I have yet to use my new insurance, but I already know I have a much better provider than before that many of my regular doctors take. Also, I always trust what Tolly says.
Moral of the story: Humana is a great and affordable option for freelancers in Texas. As mentioned above UnitedHealthOne has good reviews as well, but I would recommend staying away from Blue Cross and Blue Shield. I had good experiences with that provider in other states, but not in Texas. As for HSA plans, I was talked into one by the broker. In theory, they are a good way to go: you set aside money that is untaxed to put towards medical bills. However, if you’re a freelancer and don’t make much, this isn’t going to help. I never put money aside and neither the broker or the Blue Cross and Blue Shield website made it easy for me to figure out how to.
If you are a freelancer and covered by another provider, please share your experiences in the comments! I would love to get a dialogue going about this.

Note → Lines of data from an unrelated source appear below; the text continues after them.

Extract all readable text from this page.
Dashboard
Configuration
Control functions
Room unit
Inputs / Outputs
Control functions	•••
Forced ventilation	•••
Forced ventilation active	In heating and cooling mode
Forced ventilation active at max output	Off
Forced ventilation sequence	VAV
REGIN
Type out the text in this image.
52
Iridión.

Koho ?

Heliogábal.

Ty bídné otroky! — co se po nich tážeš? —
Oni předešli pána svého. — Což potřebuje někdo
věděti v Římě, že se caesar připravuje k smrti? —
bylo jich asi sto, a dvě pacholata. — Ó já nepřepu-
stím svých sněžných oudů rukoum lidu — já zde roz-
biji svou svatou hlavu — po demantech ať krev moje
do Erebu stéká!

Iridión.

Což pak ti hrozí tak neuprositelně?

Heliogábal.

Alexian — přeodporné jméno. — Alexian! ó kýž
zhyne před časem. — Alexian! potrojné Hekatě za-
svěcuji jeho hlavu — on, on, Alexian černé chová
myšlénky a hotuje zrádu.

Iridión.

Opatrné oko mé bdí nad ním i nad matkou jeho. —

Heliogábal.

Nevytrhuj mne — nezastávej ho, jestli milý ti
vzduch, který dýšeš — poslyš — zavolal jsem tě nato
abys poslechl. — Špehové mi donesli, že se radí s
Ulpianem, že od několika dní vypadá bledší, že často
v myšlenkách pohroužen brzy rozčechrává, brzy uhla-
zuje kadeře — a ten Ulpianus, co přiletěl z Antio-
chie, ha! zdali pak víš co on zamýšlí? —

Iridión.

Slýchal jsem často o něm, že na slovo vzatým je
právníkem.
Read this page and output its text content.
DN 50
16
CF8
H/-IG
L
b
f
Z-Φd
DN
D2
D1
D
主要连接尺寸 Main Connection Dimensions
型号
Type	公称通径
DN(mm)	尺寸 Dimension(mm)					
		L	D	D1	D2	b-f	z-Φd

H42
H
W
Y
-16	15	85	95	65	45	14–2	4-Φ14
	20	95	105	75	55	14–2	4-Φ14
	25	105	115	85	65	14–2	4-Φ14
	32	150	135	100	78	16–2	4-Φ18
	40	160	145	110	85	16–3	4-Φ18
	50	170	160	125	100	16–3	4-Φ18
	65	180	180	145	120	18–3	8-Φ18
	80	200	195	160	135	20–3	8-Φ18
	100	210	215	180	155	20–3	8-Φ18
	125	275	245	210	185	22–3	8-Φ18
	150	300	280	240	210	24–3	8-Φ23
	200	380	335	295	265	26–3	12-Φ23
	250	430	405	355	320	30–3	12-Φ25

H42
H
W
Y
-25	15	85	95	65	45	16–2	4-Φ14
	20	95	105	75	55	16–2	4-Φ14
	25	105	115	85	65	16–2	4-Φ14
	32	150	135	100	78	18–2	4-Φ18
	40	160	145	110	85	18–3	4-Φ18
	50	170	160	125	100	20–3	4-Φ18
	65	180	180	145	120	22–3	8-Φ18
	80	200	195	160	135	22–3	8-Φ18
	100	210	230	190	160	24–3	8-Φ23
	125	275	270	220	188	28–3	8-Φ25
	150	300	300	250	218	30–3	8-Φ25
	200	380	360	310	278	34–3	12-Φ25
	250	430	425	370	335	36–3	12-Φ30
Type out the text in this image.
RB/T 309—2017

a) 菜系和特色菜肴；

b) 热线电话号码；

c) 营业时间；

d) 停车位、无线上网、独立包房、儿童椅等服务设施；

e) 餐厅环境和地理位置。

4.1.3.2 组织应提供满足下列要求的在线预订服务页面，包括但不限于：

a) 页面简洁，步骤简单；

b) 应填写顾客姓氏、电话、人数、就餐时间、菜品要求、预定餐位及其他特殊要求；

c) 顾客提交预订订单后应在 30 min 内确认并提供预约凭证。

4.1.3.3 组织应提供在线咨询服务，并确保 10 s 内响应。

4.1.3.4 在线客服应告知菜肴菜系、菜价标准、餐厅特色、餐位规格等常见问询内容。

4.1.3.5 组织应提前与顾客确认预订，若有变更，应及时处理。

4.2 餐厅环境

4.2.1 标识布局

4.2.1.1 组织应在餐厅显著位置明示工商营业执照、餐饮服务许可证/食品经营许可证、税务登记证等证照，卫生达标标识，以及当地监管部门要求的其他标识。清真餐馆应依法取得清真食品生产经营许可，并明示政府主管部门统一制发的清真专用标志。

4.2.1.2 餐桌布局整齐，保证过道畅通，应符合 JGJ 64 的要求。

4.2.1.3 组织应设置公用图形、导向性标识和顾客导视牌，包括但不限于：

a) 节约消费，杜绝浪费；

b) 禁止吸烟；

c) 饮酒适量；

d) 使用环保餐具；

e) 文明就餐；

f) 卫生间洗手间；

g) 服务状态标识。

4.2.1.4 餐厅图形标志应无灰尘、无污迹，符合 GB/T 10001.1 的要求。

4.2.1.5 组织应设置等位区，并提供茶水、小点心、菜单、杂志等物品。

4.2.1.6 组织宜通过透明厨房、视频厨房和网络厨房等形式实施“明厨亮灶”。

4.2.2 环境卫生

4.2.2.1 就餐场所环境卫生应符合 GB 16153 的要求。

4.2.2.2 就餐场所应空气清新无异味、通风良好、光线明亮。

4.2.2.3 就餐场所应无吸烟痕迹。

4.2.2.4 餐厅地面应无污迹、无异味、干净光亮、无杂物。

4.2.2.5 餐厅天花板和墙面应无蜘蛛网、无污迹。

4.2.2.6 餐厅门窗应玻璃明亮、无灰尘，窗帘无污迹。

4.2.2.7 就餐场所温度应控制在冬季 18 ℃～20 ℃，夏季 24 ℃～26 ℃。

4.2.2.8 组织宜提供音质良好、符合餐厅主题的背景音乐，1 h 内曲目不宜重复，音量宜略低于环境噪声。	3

I asked a couple of freelancer friends their experiences with health insurance. This is what they had to say:
Tolly Mosely from Austin Eavesdropper: Ross and I got insurance through United Health/GoldenRule back in the summer of 2010. At the time, we were both working jobs with no health benefits, and he was about to travel to South America so I signed us up. It was pretty much like having no insurance because we had to pay out-of-pocket on all our doctor’s and dental visits, but hey! If Ross caught that disease where a tiny poisonous fish swims up your pee stream and infects your manhood, then at least we’d only have to pay five thousand on his surgeries.
Kristin Sheppard from Mad Betty: Freelance has the best perks in the world: ultimate schedule, working in your pajamas, hand picking your clients. There’s no counting meager vacation days and lamenting a long stretch of time without a day off. It’s a dream. Unless you get sick.